Microsoft tells customers Windows 7 will ship in 2010
Microsoft has sent a letter to its customers telling them to expect Windows 7 in 2010.
The letter from senior vice president Bill Veghte says “our plan is to deliver Windows 7 approximately three years after the January 2007 general availability launch date of Windows Vista.”
The letter slightly contradicts Steve Ballmer’s declaration last month that Windows 7 would arrive in 2009, although Microsoft’s press office has steadfastly stuck to the “three years after Vista” line ever since Ballmer’s speech.
Veghte’s letter is the second indication in as many days that Microsoft is keen to clarify its roadmap. Yesterday, the company insisted that it would stick to its plans to withdraw Windows XP on 30 June, albeit with a series of notable exceptions and workarounds.

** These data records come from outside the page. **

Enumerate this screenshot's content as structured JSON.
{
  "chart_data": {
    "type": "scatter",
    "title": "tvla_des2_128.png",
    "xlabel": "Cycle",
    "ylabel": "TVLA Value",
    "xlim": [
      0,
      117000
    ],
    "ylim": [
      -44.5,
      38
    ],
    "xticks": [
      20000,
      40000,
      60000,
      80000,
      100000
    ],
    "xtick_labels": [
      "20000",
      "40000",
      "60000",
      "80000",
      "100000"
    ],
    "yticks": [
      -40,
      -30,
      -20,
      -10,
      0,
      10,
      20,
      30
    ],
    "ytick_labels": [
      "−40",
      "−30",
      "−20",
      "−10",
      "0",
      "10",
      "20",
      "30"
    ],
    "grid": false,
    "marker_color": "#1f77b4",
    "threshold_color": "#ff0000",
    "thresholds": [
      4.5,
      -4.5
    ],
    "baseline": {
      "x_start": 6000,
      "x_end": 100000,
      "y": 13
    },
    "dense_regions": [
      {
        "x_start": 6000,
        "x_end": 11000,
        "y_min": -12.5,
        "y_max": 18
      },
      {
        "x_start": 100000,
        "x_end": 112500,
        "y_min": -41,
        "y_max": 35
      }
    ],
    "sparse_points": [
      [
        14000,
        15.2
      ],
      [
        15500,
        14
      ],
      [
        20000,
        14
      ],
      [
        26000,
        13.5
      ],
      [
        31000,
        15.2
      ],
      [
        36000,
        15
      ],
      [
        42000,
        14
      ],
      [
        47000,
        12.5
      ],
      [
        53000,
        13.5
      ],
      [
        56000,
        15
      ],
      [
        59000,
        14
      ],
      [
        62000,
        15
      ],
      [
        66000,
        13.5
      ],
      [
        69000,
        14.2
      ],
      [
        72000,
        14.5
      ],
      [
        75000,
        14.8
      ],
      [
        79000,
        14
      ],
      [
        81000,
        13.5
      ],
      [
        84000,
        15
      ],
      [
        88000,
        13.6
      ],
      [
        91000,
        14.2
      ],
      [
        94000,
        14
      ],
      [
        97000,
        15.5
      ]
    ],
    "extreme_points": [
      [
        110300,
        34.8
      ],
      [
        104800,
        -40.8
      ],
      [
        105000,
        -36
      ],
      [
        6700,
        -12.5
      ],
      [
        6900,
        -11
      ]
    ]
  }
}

The new letter, which is entitled, “An Update on the Windows Roadmap,” says that “you have told us you want a more regular, predictable Windows release schedule,” prompting Microsoft’s decision to share the launch details with its customers.
Microsoft also offers a veiled apology for the problems with Windows Vista. “You’ve also let us know you don’t want to face the kinds of incompatibility challenges with the next version of Windows you might have experienced early with Windows Vista,” Veghte adds. “As a result, our approach with Windows 7 is to build off the same core architecture as Windows Vista so the investments you and our partners have made in Windows Vista will continue to pay off with Windows 7. Our goal is to ensure the migration process from Windows Vista to Windows 7 is straightforward.”
That is, of course, assuming that customers make the move to Vista before the launch of Windows 7. Forrester Research recently issued a report claiming many businesses were planning to skip Vista altogether and wait for Windows 7. And given that Microsoft’s now confirmed Windows 7 is only 18 months away, even more might be tempted to wait.